Strategy weekly: southbound funds continue to flow into the Internet sector

Ping An View:

Hong Kong stocks were flat last week, and global stock markets rose more or fell less. Most global stock markets rose last week, with developed markets outperforming emerging markets. In developed markets, the three major stock indexes of US stocks are the strongest, with weekly rise and fall of more than 1.6%; The three major European stock indexes and Australian stock indexes also performed well, with weekly gains and losses of more than 1.4%; The Japanese stock index performed well, rising about 0.8%. In emerging markets, except China’s Taiwan, India, Russia’s stock index weekly decline is 0-1.0%, the Shanghai and Shenzhen 300 and South Korean stock index drops slightly, the Brazil stock index falls to a deeper degree; The Hong Kong stock market represented by the Hang Seng index was mediocre, with weekly gains and losses of 0.13%, ranking in the middle of the world’s major stock indexes.

Most of the whole industry went up, and utilities and Telecommunications increased significantly. Most of the Hong Kong stock industry sectors rose last week, among which the public utilities and telecommunications industry increased significantly, with weekly increases of 2.8% and 1.3% respectively, while the growth of information technology, energy, essential consumption, industry and comprehensive industry was between 0-1.0%; Non essential consumption, finance, real estate construction, raw materials and medical health fell weekly, among which medical health and raw materials fell the most. Due to the rise of most industries, but the decline of weight sectors such as real estate construction, non essential consumption and health care, Hong Kong stocks generally performed mediocrely last week.

The European energy crisis eased, but the risk of stagflation is still significant. Recently, there has been another energy crisis in Europe. On the one hand, many nuclear reactors in France have been shut down due to pipeline defects, and the “nuclear shutdown and coal abandonment” and other measures implemented by Germany and other European countries have increased Europe’s dependence on natural gas; On the other hand, at present, the demand for natural gas in Europe is in the peak season. The game between Russia and the European Union on Ukraine and Beixi No. 2 is heating up, and the supply of natural gas is shrinking in the short term. In this context, the European energy crisis broke out against the background of soaring prices caused by the rapid tightening of natural gas supply and demand. With the transit of American LNG traders based on price difference and the statement of Russia’s active supply guarantee, the price of natural gas in Europe fell significantly and the energy crisis eased. Nevertheless, Europe is still likely to face a more severe pattern of “stagflation” in the future.

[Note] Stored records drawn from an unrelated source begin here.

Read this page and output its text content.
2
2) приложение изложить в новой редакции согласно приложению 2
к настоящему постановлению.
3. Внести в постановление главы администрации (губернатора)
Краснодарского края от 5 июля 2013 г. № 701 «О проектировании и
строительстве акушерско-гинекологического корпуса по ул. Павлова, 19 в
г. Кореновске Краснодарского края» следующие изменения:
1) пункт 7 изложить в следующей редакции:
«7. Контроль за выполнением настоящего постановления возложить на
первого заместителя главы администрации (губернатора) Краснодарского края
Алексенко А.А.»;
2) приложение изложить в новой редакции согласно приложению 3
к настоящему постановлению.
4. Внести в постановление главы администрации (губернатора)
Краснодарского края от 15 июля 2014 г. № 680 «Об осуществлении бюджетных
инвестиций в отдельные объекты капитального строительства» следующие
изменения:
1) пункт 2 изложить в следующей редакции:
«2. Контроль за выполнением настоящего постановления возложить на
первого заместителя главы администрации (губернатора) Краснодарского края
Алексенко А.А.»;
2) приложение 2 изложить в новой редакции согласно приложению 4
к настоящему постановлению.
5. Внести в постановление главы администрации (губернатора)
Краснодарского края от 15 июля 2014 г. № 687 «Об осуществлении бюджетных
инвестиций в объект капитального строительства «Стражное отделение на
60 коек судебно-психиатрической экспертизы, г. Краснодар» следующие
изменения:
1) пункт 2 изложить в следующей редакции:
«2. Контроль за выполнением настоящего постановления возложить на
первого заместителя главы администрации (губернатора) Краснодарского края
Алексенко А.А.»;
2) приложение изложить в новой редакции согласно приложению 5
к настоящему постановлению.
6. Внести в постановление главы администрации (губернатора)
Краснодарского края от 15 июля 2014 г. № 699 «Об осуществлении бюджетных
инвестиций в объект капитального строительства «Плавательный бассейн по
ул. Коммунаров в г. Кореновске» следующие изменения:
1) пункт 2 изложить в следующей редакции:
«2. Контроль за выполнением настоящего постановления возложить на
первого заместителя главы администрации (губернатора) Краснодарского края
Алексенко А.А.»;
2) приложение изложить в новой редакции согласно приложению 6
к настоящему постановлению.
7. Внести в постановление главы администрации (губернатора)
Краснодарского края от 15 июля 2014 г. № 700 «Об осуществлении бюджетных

Southward funds continued to flow into the Internet sector. Since the beginning of December, the momentum of southward capital re flowing into the Internet sector continues. Although the Internet sector and leading targets have not achieved significant growth in the past few weeks, their obvious stabilization trend and significant undervaluation advantages compared with their counterparts in the United States still have a strong attraction for domestic capital that sees long-term allocation opportunities.

The consumer sector can pay more attention, and the rise of the cyclical sector is difficult to sustain. We suggest that the short-term Hong Kong stock strategy pay more attention to the consumption field, specifically, the essential consumer goods with the ability to raise prices and high viscosity consumption that are expected to continue. Among them, the essential consumer goods with the ability to raise prices are mainly mandatory daily necessities, including a few optional consumer goods with the ability to raise prices; Self pleasing consumption includes not only trendy self pleasing consumer goods, but also traditional self pleasing consumption such as wine, sports and entertainment. The recent strong performance of nonferrous metals, energy and other cyclical industries stimulated by the European energy crisis may intensify short-term fluctuations, and the rising market is expected to be difficult to continue.

Risk tips: 1) covid-19 epidemic further increases the impact; 2) The global fiscal stimulus is less than expected or the monetary tightening is faster than expected; 3) Macroeconomic recovery is less than expected; 4) Overseas market volatility intensified.